This invention, which is the work of Mr. Jean-Pierre MOREAU of CHANTIERS FRANCE-DUNKERQUE and Messrs Pierre LEMERCIER, Henri LIGOZAT, Paul MARCHAL and Jean VERTU of the COMMISSARIAT A L'ENERGIE ATOMIQUE, relates to a submarine vehicle for dredging and raising minerals resting on the sea bed at great depths.
The dredging of minerals and in particular of polymetallic nodules and raising them to the surface from a great depth are generally carried out using two separate machines: on the one hand, the dredging machine, generally placed at the bottom of a long duct, and a hydraulic apparatus for raising the minerals collected in the duct to a surface support.
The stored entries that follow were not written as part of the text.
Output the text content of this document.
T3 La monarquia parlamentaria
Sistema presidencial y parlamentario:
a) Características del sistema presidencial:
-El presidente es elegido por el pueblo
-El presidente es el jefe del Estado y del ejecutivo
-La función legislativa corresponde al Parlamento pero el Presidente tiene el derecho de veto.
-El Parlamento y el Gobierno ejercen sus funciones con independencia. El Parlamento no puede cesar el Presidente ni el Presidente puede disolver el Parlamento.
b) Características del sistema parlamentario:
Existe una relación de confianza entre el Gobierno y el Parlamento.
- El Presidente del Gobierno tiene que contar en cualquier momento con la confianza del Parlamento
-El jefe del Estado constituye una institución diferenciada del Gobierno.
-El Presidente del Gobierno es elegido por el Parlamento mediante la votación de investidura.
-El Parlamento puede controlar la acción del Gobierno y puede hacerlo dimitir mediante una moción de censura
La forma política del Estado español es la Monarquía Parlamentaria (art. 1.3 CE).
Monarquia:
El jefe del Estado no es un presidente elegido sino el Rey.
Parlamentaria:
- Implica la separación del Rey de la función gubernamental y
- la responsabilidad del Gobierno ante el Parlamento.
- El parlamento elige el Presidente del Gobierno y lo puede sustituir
A process is known using collecting and raising machines. These machines are rendered heavy in relation to the ambient marine medium by the very great compression of gas in their ballasts, whilst the rest of the weight of the structures is compensated by known buoyancy products resistant to high pressure, which are required for the time spent at great depths. When the machine approaches the sea bed, the release of pressure of the gas contained in the ballast simultaneously provides the energy required for collection and for the travel of the vehicle on the sea bed. This pressure release at the end of the operation produces a lightening of the vehicle, thus enabling it to rise to the surface again.
This submarine vehicle for dredging and raising nodules, powered by pneumatic energy, cannot readily be guided during its descent or during its movement on the sea bed. Moreover, the pneumatic energy stored in these dredging machines is required both for the dredging itself and for raising the materials collected from the sea bed and the energy yield is very poor.
French patent application No. 77 01288, filed in the name of the Applicant on Jan. 18th 1977, (U.S. Pat. No. 4,231,171) describes another process wherein the energy required for the accurate manoeuvring of the vehicle and for dredging on the sea bed is stored in the machines in a known form, e.g. in the form of electricity, but the energy required for the descent and re-ascent of the vehicle is supplied in the form of potential energy. More precisely, it is produced by a slight excess of ballast to permit descent. This ballast is progressively released as dredging proceeds and the excess ballast still remaining after the dredging operation is released at the end of the operation to make the machine lighter so that it can be raised again. This raising and descent can be accurately guided by the hydrodynamic form of the submarine vehicle which behaves as a "glider" under the excess apparent weight required for the descent or under the excess buoyancy required for re-ascent.
The advantage of this process is that there is a considerable energy saving in all the phases of the operation of collecting and raising the nodules. Propellers supplied with energy for travel on the sea bed are the only ones which operate for any considerable time, whilst the auxiliary manoeuvring propellers are not used very much (only for precise landing manoeuvres on the sea bed and/or for making a rendezvous when returning to the surface).
Moreover, a number of submarine machines or vehicles are known which, at shallow depths, derive their buoyancy from the leaktight seal of the hull and which, for great depths, use buoyancy products resistant to very high pressures, to constitute a "wet submarine". This vehicle comprises, in addition to the resistant sealed capsule in which the passengers are housed if the vehicle is manned, a structure forming a tubular or other form of framework connecting the various weighty parts to one another. The buoyancy product in the form of blocks of small or moderate dimensions is generally fixed to this framework. These wet submarines may or may not comprise a hydrodynamic hull which, if provided, is in the form of a thin hull, but the hull does not, under any circumstances, coincide with the outer surface of the buoyancy product. It will be appreciated that the structures described hereinbefore are a major factor in the balance sheet of apparent weight in water of the submarine machines thus formed. This consequently results in an increase in the mass of buoyancy product required to provide zero or positive buoyancy.
An example of such a vehicle is the one described and claimed in patent application No. 27 29460 filed on Sept. 30th 1977 in the name of the Applicant (U.S. Pat. No. 4,280,288).